Answer
See the detailed answer below.
Work Step by Step
$$\color{blue}{\bf [a]}$$
From the given, we can see that the sinusoidal magnetic field inside the solenoid is given by
$$B=10+2\sin(2\pi f t)$$
where $f=10$ Hz, so
$$B=10+2\sin(20\pi t)\tag1$$
According to the Faraday’s law,
$$\oint \vec E\cdot d\vec s=\dfrac{-d\Phi_m}{dt}$$
If we imagined a circle of radius $r$ from the axis of the solenoid where $r\lt R_{\rm solenoid}$, then the electric field vectors are tangent to the circle at any point according to the right-hand rule.
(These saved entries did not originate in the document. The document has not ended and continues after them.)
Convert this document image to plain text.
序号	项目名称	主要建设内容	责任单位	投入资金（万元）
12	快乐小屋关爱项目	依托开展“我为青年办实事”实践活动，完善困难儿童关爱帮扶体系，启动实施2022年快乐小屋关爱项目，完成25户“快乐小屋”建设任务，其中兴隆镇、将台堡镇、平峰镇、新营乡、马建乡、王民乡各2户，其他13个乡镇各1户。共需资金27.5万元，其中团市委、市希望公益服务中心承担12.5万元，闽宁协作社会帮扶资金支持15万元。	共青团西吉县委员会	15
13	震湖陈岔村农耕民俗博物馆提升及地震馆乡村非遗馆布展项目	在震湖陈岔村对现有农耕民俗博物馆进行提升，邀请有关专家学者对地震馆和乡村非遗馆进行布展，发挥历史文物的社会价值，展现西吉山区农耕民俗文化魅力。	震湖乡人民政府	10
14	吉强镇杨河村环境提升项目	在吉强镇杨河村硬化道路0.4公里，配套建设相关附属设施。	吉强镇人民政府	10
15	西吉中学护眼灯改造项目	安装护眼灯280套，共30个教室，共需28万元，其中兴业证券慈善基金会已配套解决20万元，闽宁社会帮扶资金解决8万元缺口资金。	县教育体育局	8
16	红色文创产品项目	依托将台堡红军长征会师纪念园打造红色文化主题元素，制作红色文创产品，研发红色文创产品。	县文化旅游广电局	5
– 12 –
So, $\oint \vec E\cdot d\vec s=E(2\pi r)$, and hence,
$$E(2\pi r) =\dfrac{-d\Phi_m}{dt}$$
Recalling that $\Phi_m= BA\cos\theta=BA\cos0^\circ$, so
$$E(2\pi r) =\dfrac{-d(BA)}{dt}$$
where $A=\pi r^2$
$$E(2\color{red}{\bf\not}\pi \color{red}{\bf\not}r) =\color{red}{\bf\not}\pi r^{\color{red}{\bf\not}2}\dfrac{-dB}{dt}$$
Plug $B$ from (1),
$$E =\dfrac{- r}{2} \dfrac{ d }{dt}\left[10+2\sin(20\pi t)\right]$$
$$E =\dfrac{- r}{2} \left[0+2(20\pi)\cos(20\pi t)\right]$$
$$\boxed{E = -20\pi r \cos(20\pi t) }$$
The maximum electric field occurs when $\cos(20\pi t)=-1$
$$ E_{max} = 20\pi r =20\pi (1.5\times 10^{-2}) $$
$$ E_{max} = \color{red}{\bf 0.94}\;\rm V/m$$
$$\color{blue}{\bf [b]}$$
At $ E_{max}$, $\cos(20\pi t)=-1$, hence, $\sin(20\pi t)=0$
Plug that into (1),
$$B=10+2(0)$$
$$B=\color{red}{\bf10}\;\rm T$$